Na visão de alguns investidores, como os fundos de pensão e de investimento (que precisam prestar contas de suas atuações aos seus beneficiários e cotistas), o mapa analítico público é uma novidade muito bem-vinda, ainda mais por permitir auditorias dos resultados de eleições. “A divulgação desse mapa é algo revolucionário”, opina Mauro Cunha, presidente da Associação de Investidores no Mercado de Capitais (Amec). A demanda por esse tipo de informação, ressalta, existe em vários países, e o Brasil está sendo pioneiro em atendê-la. Até a edição da norma 594, era possível confirmar a chegada de um voto a distância à assembleia, mas não se podia atestar sua contagem ou se a instrução dada pelo acionista foi seguida — em outras palavras, havia brecha para fraudes.

A divulgação do mapa analítico, entretanto, não foi tão bem acolhida entre as companhias.

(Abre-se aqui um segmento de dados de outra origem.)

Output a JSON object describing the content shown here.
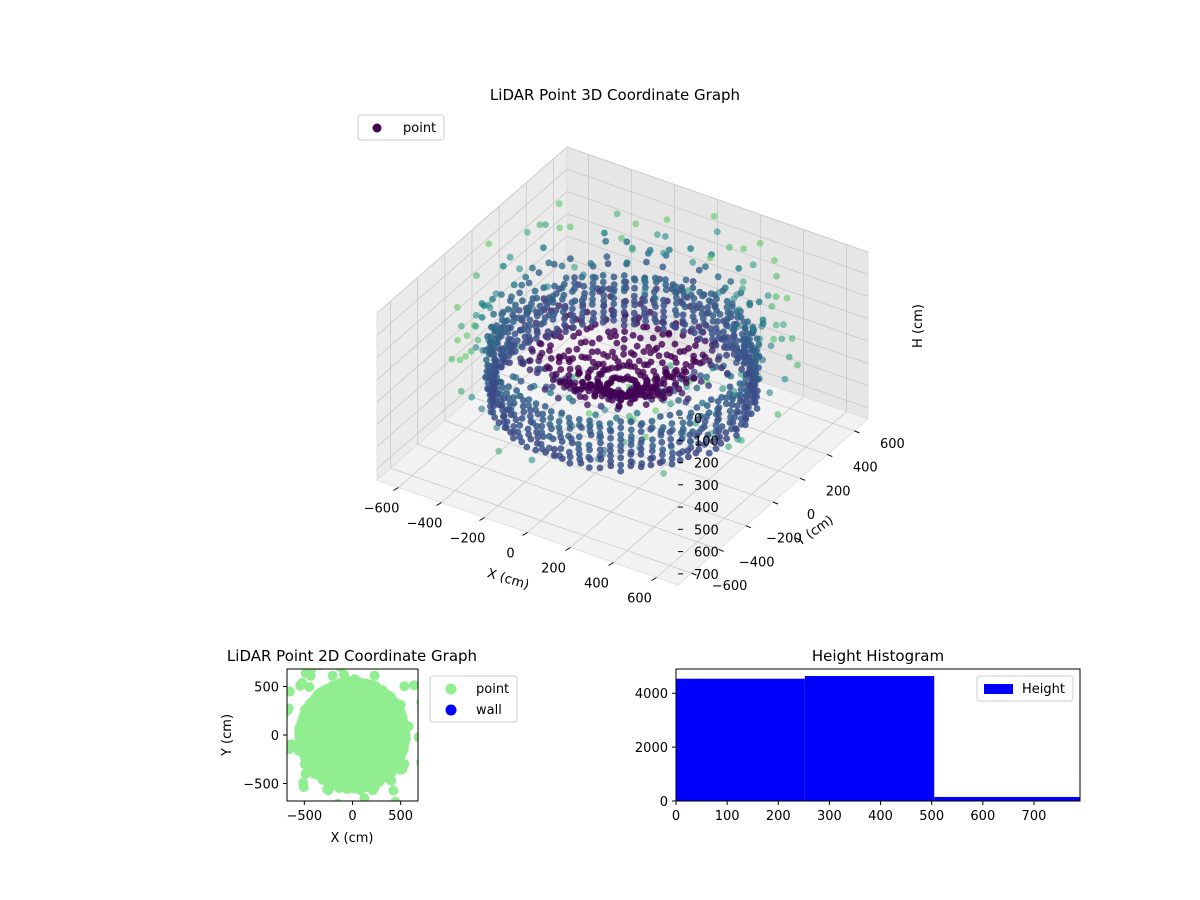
{
  "chart_data": [
    {
      "type": "scatter",
      "projection": "3d",
      "title": "LiDAR Point 3D Coordinate Graph",
      "xlabel": "X (cm)",
      "ylabel": "Y (cm)",
      "zlabel": "H (cm)",
      "xlim": [
        -700,
        700
      ],
      "ylim": [
        -700,
        700
      ],
      "zlim": [
        0,
        750
      ],
      "z_inverted": true,
      "xticks": [
        -600,
        -400,
        -200,
        0,
        200,
        400,
        600
      ],
      "yticks": [
        -600,
        -400,
        -200,
        0,
        200,
        400,
        600
      ],
      "zticks": [
        0,
        100,
        200,
        300,
        400,
        500,
        600,
        700
      ],
      "grid": true,
      "colormap": "viridis",
      "legend": {
        "entries": [
          "point"
        ],
        "position": "upper-left"
      },
      "series": [
        {
          "name": "point",
          "kind": "ring-wall",
          "radius_cm": 520,
          "height_range_cm": [
            300,
            520
          ],
          "approx_count": 4500
        },
        {
          "name": "point",
          "kind": "radial-spokes",
          "inner_radius_cm": 60,
          "outer_radius_cm": 560,
          "height_range_cm": [
            100,
            500
          ],
          "approx_count": 4600
        },
        {
          "name": "point",
          "kind": "sparse-outliers",
          "radius_range_cm": [
            550,
            700
          ],
          "height_range_cm": [
            0,
            450
          ],
          "approx_count": 150
        }
      ]
    },
    {
      "type": "scatter",
      "title": "LiDAR Point 2D Coordinate Graph",
      "xlabel": "X (cm)",
      "ylabel": "Y (cm)",
      "xlim": [
        -680,
        680
      ],
      "ylim": [
        -680,
        680
      ],
      "xticks": [
        -500,
        0,
        500
      ],
      "yticks": [
        -500,
        0,
        500
      ],
      "legend": {
        "entries": [
          "point",
          "wall"
        ],
        "position": "outside-right"
      },
      "series": [
        {
          "name": "point",
          "color": "#90ee90",
          "shape": "filled disc of radius ~560 cm plus scattered outliers"
        },
        {
          "name": "wall",
          "color": "#0000ff",
          "points": []
        }
      ]
    },
    {
      "type": "bar",
      "subtype": "histogram",
      "title": "Height Histogram",
      "xlim": [
        0,
        790
      ],
      "ylim": [
        0,
        4900
      ],
      "xticks": [
        0,
        100,
        200,
        300,
        400,
        500,
        600,
        700
      ],
      "yticks": [
        0,
        2000,
        4000
      ],
      "color": "#0000ff",
      "legend": {
        "entries": [
          "Height"
        ],
        "position": "top-right"
      },
      "bins": [
        {
          "x0": 0,
          "x1": 252,
          "count": 4540
        },
        {
          "x0": 252,
          "x1": 505,
          "count": 4640
        },
        {
          "x0": 505,
          "x1": 790,
          "count": 150
        }
      ]
    }
  ]
}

Zequi, do Stocche Forbes, observa que as empresas têm o dever fiduciário de guardar sigilo das informações sobre seus acionistas, informando publicamente apenas os investidores com participação superior a 5% do capital social. “O temor está ligado à possibilidade de a divulgação do mapa analítico inibir os votos dos sócios”, destaca a advogada.

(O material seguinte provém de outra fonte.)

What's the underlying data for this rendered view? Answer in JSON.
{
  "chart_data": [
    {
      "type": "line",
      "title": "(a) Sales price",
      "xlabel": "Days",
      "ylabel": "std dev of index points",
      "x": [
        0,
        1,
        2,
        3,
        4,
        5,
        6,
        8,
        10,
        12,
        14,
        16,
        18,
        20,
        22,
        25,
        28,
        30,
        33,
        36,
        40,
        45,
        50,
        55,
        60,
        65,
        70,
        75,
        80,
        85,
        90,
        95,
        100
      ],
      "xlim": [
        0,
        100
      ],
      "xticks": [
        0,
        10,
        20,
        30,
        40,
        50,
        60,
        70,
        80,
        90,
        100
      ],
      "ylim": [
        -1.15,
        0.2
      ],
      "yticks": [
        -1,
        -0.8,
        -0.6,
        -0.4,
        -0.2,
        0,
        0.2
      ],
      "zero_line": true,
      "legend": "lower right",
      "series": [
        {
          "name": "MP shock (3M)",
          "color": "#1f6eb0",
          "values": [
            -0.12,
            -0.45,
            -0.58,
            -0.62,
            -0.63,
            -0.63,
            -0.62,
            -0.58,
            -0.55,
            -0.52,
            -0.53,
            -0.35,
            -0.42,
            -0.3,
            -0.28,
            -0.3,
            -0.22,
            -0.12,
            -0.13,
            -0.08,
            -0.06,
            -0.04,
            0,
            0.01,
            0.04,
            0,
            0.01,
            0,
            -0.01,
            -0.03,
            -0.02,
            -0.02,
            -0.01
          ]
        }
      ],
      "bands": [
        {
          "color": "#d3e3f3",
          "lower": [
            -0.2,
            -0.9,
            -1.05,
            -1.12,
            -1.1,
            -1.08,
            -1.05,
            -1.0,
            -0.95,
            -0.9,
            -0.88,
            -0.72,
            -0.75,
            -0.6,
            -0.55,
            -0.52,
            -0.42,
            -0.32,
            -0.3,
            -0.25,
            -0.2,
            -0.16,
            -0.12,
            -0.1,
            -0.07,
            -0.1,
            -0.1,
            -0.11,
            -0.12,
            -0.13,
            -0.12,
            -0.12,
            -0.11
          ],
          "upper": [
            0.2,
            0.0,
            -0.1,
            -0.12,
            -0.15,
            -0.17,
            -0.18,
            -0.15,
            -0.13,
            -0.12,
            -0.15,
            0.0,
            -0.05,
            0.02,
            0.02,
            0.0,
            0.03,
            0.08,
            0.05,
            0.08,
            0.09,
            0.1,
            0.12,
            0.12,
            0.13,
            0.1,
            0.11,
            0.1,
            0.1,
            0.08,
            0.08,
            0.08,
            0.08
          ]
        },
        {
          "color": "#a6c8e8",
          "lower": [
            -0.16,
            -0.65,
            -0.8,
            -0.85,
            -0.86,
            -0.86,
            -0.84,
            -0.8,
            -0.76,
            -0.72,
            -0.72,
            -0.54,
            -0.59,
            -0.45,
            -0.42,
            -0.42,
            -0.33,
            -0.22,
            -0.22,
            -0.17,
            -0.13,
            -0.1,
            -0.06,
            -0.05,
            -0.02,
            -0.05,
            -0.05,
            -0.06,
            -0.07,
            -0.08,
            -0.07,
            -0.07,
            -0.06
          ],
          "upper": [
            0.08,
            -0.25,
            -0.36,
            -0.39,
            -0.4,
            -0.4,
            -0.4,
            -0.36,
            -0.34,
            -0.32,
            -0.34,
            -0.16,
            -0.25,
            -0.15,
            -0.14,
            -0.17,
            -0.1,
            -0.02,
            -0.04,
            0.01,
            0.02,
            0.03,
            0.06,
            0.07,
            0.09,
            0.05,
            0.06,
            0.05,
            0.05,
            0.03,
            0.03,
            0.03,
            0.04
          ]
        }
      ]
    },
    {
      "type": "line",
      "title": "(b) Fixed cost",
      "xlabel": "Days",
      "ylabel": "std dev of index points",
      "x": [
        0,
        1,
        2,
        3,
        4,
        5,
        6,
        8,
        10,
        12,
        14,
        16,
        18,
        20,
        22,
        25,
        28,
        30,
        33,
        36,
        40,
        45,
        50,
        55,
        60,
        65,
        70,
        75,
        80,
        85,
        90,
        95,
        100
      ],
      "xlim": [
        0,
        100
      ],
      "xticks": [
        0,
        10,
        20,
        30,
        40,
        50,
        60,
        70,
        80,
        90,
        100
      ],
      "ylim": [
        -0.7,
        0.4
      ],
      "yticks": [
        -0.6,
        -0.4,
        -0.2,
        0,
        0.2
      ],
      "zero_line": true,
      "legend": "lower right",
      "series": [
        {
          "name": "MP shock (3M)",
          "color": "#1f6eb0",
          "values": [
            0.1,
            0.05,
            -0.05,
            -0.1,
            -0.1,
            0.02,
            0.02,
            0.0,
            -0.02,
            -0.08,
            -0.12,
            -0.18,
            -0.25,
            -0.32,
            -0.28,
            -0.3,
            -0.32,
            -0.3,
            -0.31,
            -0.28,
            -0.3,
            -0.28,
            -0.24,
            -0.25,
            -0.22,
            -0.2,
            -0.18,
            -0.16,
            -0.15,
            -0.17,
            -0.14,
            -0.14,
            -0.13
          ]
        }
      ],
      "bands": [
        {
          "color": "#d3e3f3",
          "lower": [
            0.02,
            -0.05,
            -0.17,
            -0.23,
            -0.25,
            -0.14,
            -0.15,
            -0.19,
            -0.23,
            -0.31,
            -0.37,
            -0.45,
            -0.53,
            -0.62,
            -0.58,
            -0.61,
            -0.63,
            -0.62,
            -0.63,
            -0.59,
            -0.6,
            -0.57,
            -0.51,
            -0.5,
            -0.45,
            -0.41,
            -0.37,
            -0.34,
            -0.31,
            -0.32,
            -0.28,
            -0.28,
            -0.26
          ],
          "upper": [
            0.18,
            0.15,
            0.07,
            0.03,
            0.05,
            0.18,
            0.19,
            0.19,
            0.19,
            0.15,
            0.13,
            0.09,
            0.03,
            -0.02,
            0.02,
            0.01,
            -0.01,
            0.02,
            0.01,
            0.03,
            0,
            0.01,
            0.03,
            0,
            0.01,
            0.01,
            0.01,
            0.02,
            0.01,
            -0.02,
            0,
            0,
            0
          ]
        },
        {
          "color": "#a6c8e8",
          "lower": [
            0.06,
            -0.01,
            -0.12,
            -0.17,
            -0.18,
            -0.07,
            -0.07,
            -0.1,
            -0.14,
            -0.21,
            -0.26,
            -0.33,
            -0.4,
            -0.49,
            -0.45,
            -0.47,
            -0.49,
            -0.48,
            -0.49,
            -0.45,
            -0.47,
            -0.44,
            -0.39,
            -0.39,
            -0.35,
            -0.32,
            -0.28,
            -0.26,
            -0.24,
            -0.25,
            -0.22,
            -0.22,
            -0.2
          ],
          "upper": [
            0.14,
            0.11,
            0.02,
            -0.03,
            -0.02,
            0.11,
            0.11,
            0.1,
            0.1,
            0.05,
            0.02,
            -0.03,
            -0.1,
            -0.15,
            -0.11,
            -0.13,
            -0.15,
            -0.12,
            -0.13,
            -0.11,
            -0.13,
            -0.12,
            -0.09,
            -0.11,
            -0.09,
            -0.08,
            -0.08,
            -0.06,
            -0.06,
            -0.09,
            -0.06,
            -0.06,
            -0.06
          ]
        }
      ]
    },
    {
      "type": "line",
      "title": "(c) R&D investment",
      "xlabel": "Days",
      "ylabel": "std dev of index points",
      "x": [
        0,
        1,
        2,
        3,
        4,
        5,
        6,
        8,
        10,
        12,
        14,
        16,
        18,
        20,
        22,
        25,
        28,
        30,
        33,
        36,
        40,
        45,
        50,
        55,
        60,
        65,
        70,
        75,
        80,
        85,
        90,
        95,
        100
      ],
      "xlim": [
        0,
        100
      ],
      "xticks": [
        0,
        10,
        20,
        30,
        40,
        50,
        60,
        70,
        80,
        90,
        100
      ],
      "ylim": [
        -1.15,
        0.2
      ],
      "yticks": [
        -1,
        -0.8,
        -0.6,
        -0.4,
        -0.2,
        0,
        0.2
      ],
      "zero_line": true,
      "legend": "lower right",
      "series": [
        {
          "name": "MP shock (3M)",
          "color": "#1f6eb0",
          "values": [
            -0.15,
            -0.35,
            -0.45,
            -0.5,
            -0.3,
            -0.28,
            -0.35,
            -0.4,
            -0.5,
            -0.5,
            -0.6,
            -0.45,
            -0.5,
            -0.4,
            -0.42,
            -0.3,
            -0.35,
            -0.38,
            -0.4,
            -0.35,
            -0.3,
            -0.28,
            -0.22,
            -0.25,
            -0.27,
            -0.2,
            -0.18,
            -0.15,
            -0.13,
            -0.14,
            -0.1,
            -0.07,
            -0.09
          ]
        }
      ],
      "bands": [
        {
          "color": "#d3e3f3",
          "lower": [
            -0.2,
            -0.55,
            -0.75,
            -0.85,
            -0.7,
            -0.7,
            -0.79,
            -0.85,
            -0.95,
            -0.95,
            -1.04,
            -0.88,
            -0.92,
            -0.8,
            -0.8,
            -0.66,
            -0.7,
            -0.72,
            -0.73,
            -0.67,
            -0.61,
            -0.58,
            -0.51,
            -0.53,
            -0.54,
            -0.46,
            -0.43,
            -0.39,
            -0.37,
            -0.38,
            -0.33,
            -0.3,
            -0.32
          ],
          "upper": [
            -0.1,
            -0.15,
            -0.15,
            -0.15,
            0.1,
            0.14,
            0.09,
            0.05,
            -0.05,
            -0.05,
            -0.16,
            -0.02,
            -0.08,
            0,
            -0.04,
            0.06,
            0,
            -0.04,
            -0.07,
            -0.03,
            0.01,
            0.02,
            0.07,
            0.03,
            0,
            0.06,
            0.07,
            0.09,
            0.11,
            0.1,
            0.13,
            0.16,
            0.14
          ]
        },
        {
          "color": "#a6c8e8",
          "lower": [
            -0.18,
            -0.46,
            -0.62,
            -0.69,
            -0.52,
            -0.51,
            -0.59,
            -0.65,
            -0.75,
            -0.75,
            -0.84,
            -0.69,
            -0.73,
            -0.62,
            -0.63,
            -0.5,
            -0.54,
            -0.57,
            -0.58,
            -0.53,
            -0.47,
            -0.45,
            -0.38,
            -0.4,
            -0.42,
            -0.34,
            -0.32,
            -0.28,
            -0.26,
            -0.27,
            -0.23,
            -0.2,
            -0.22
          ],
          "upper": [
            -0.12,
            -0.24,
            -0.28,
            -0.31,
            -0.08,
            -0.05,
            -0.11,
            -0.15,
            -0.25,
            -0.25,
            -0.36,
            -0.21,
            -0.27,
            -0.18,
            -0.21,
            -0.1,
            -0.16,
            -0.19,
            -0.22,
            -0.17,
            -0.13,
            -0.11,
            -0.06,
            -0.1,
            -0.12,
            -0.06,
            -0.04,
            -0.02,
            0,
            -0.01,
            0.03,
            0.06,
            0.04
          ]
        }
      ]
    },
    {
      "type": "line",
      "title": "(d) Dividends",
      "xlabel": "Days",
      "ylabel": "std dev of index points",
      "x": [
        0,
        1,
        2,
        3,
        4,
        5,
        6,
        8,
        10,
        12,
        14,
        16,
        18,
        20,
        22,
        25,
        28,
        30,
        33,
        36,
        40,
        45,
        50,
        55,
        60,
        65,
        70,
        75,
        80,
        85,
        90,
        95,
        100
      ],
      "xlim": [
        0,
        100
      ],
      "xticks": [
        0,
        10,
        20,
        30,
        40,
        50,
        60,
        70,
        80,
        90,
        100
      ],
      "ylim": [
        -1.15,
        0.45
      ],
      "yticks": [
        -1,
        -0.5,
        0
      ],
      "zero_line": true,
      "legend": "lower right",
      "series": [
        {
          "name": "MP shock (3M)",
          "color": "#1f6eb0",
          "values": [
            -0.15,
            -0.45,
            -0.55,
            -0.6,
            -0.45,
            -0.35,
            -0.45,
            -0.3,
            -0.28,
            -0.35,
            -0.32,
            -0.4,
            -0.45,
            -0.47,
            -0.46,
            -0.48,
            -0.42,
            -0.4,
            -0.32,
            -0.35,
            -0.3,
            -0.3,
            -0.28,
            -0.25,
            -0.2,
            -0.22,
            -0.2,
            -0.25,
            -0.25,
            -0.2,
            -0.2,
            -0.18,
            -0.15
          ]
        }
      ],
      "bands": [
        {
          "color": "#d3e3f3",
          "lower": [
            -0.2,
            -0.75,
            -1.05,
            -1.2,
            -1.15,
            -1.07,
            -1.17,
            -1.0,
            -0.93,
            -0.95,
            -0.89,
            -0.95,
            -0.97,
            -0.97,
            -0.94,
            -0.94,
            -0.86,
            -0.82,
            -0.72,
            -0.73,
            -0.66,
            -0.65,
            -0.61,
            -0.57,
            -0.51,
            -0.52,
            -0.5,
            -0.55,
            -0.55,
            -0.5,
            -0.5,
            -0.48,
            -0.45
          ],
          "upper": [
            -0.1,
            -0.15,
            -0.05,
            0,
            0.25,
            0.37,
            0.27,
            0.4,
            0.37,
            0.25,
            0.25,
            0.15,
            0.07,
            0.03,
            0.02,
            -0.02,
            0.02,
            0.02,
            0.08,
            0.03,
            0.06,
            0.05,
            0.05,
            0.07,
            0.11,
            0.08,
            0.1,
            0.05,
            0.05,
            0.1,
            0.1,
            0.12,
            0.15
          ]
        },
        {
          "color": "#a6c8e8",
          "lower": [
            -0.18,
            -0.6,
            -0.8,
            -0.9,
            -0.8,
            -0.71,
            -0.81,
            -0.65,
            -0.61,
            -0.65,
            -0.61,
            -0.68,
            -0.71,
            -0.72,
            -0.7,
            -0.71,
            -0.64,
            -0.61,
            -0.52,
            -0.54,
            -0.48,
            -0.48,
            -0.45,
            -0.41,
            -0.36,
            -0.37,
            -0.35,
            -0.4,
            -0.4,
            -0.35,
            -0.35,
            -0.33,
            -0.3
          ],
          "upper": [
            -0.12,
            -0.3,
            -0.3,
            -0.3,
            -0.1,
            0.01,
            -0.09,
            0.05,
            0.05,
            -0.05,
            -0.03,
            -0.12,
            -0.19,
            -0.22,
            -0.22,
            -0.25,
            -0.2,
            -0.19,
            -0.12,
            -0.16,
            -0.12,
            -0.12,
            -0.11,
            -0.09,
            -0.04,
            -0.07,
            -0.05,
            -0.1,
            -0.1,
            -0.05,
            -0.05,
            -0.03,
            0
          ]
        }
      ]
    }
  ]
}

Com a difícil incumbência de garantir sigilo e, simultaneamente, permitir a conferência dos votos proclamados a distância, a CVM estabeleceu na norma que o mapa detalhado deve ter apenas os cinco primeiros dígitos do CPF ou do CNPJ do acionista — determinação válida para votos presenciais ou pelo boletim remoto. “Depois da audiência pública procuramos atender aos dois lados, a necessidade de privacidade e a de auditoria”, relata Augusto Coutinho Filho, coordenador de desenvolvimento de normas da CVM. A solução, entretanto, parece ter sido insuficiente: alguns ainda consideram que a divulgação, mesmo parcial, possibilita a identificação dos acionistas. As companhias têm até sete dias para divulgar o mapa pelo sistema da CVM e pelo próprio site. Já o mapa sintético deve ser divulgado no dia da assembleia.

Retrocesso?

Também há críticas em relação ao percentual mínimo do capital que o acionista precisa deter para poder incluir no boletim de voto um candidato a conselheiro fiscal ou de administração. A instrução manteve o intervalo entre 0,5% e 2,5%, dependendo do porte da companhia. A questão é que a Lei das S.As. não especifica percentuais mínimos para essas indicações — e a criação dessa exigência, argumentam os críticos, pode tornar mais difícil para os minoritários indicar candidatos. “Foi um retrocesso na governança corporativa”, avalia Daniel Alves Pereira, sócio do Mesquita Pereira Almeida Esteves Advogados. Segundo Coutinho Filho, a CVM vai analisar os resultados da temporada deste ano para discutir se é necessário mexer nos percentuais, estipulados com base em um estudo feito pela autarquia em 2015.

Há também discordância em relação ao tratamento dado ao voto em separado. Esse mecanismo permite que os minoritários elejam um conselheiro de administração sem a participação do controlador. Embora o boletim de voto a distância inclua a possibilidade de o acionista exercer o voto em separado, se ele faz essa opção mas não há quórum suficiente para se instalar a votação seu voto deixa de ser computado. Para que o instrumento seja utilizado, é necessário que a votação em separado seja pedida por acionistas com pelo menos 15% das ações ordinárias ou por preferencialistas com no mínimo 10% do capital social, conforme a Lei das S.As.

Outro problema ocorre na situação em que o voto múltiplo — mecanismo que aumenta as chances de os minoritários ganharem representatividade no board — é requerido na hora da reunião. Como não está fisicamente na assembleia, o acionista que utiliza o boletim não pode usar as ações que havia destinado à votação em separado (e que não ocorreu por falta de quórum) para eleger um conselheiro pelo voto múltiplo. Coutinho Filho admite que o problema é crucial e adianta que está em discussão na autarquia. Mas, para a temporada 2018 de assembleias, isso fica como está.  Agora é esperar para ver quais aprendizados a segunda experiência do boletim de voto a distância levará para regulador, companhias e acionistas.